My idea would be to define imap as follows:

  def imap(&function, *iterables):
         iterables = map(iter, iterables)
         while True:
             args = [i.next() for i in iterables]
             if function is None:
                 yield tuple(args)
             else:
                 yield function(*args)

and the use could be more like this:

mapped = imap(sequence) with x:
        print x  # or whatever
        return x*x

with x: ... creates a thunk, or anonymous function, which will be fed as an
argument to the imap function in place of the &function parameter.

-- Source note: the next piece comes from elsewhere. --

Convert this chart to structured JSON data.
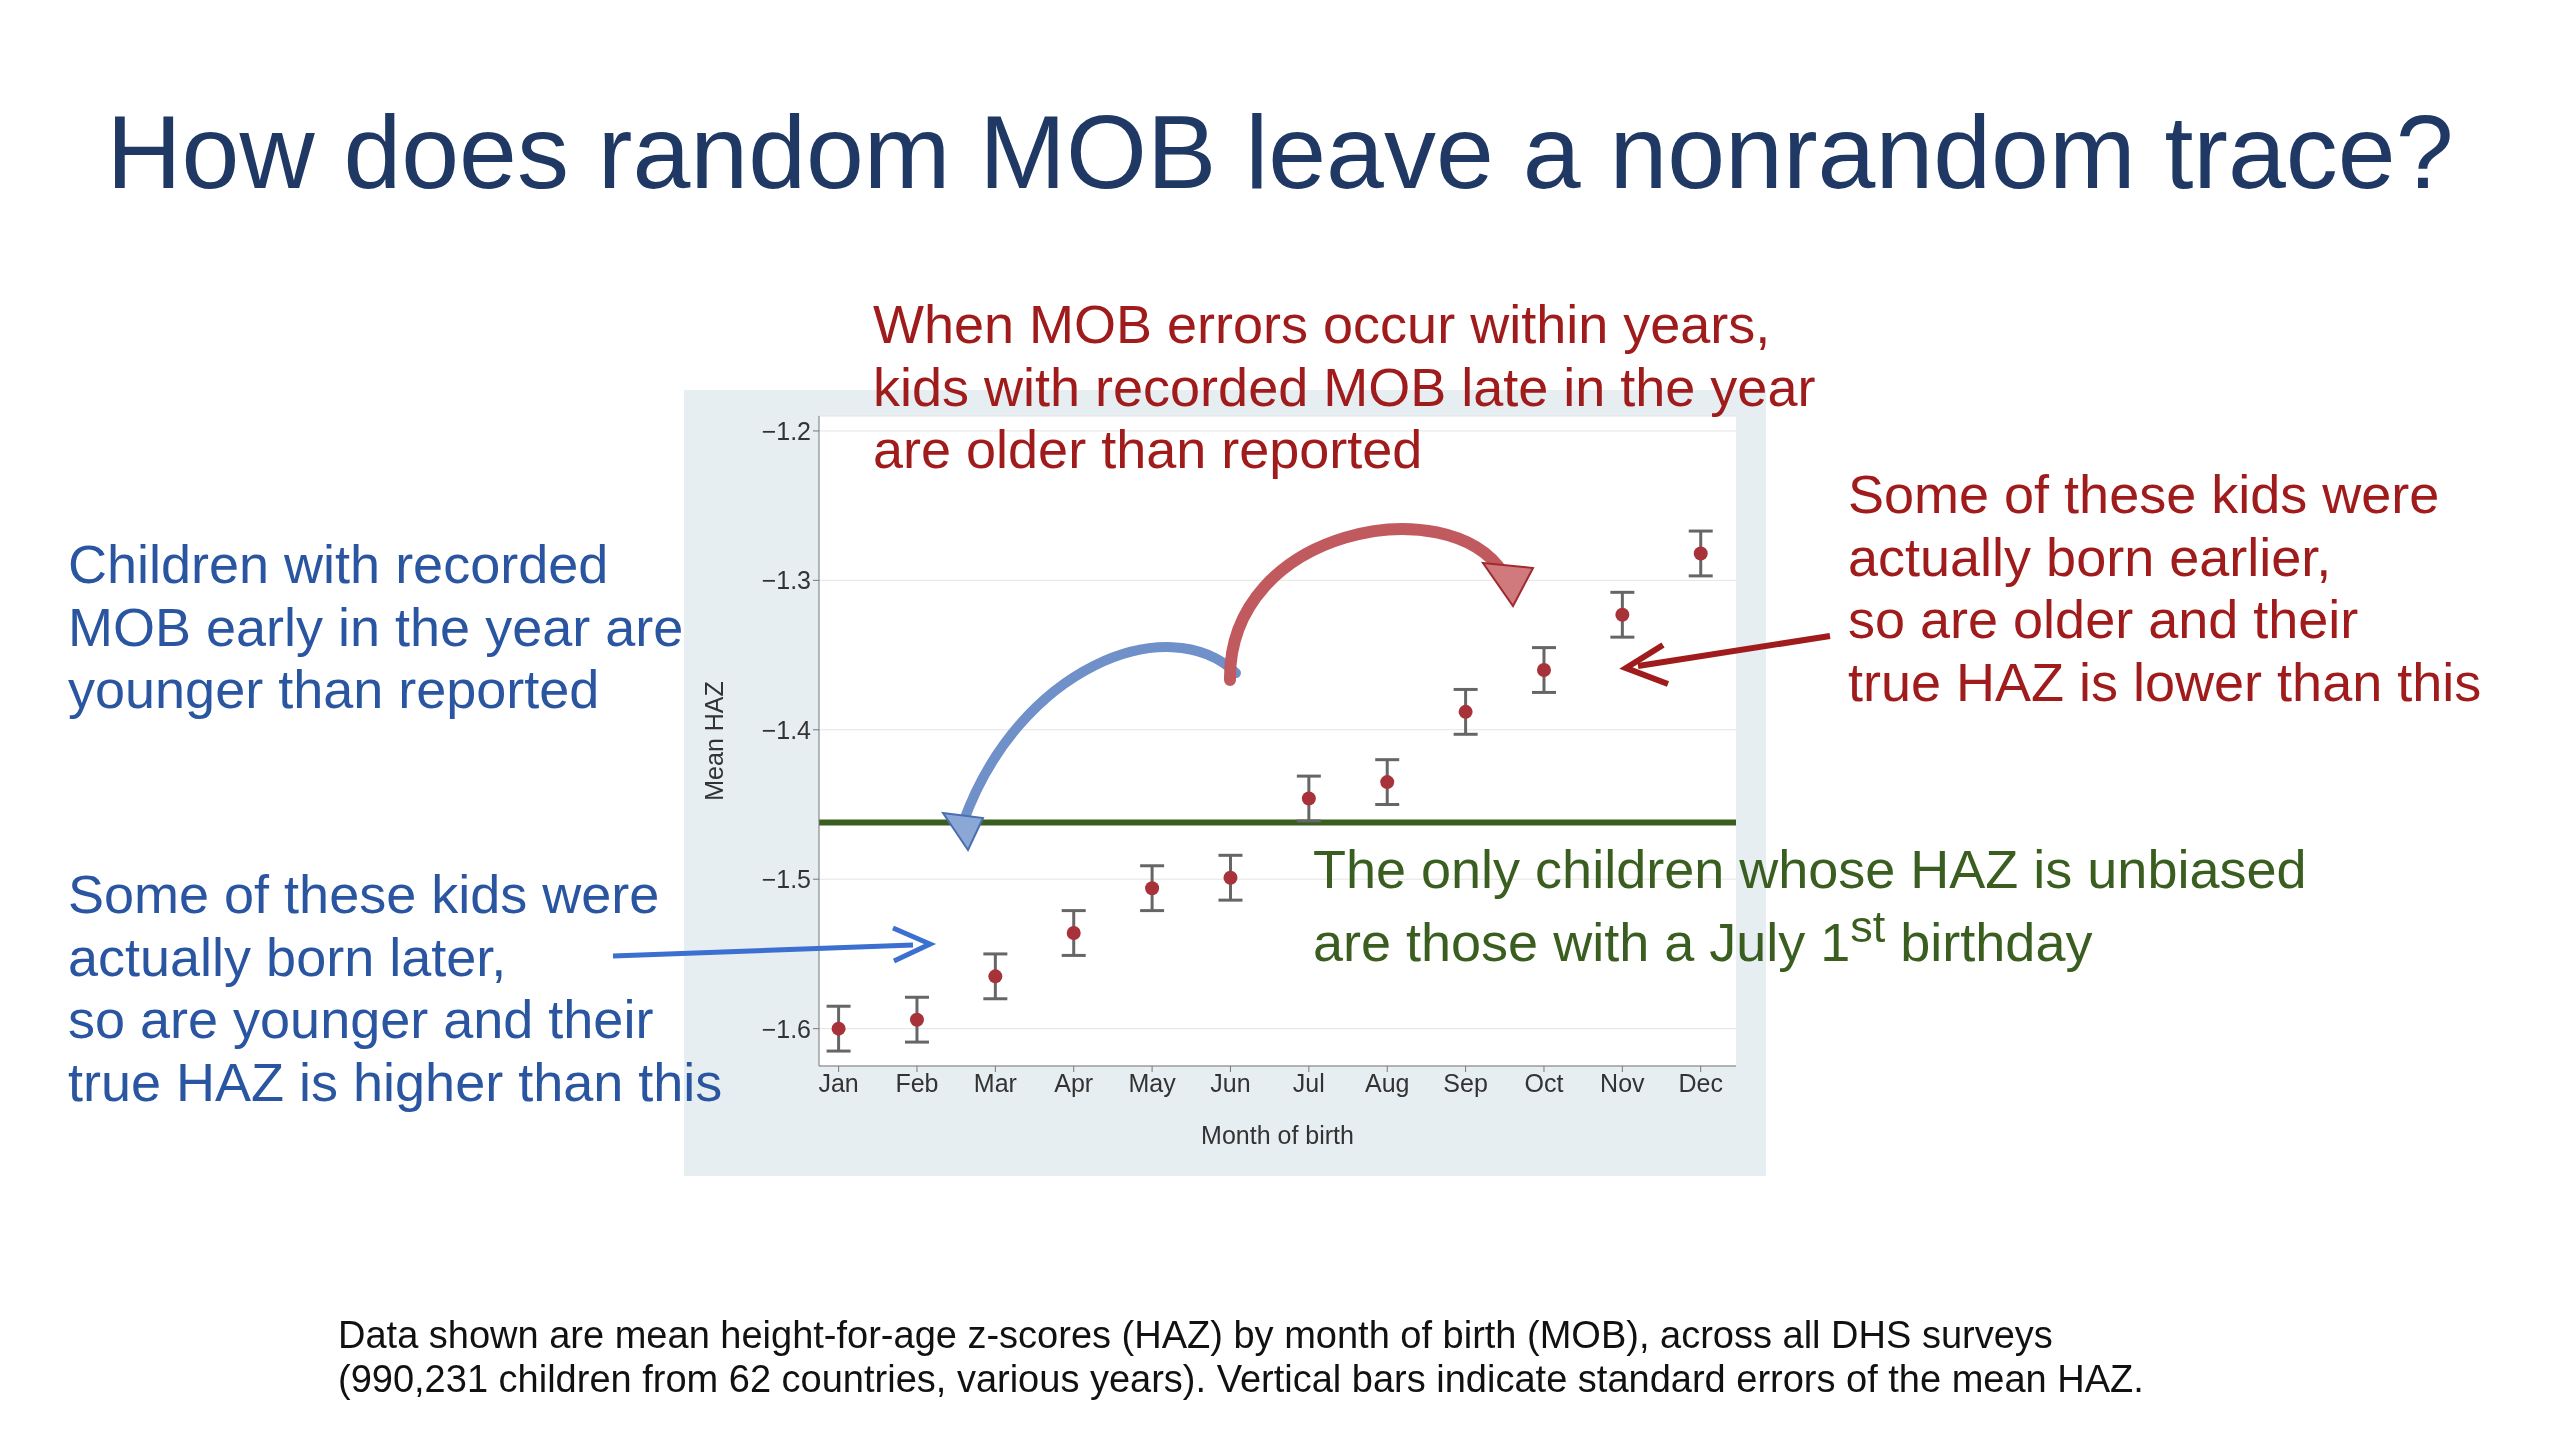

I also had some hazy notion of having a two way feed. Where a thunk that is
associated with an iterator function could be fed arguments, and executed on
each iteration. Something like this:

y = 0
itertools.count(10) do with x:
        y += x
print y


Anyway. I was thinking that the foobar example would look cleaner if the
block did not have to be included directly as an argument to the function
call, but could instead be associated with the function call, tacked onto
the end, like so

 foobar = map(list1, list2, list3) with x, y, z:
        astatement
        anotherstatement

or maybe

 foobar = map(list1, list2, list3) { (x, y, z):
        astatement
        anotherstatement
}

or, if we want to be explicit:

 foobar = map(&thunk, list1, list2, list3) with x, y, z:
        astatement
        anotherstatement

so that we know where the thunk is being fed to as an argument. But, this
would probably limit the number of blocks you could pass to a function.

Anyway, as I've said, these are just some fuzzy little notions I've had in
passing. I'm not advocating their inclusion in the language or anything like
that.  I just thought I'd mention them in case they're of some use, even if
they're just something to point to and say, "we definitely don't want that".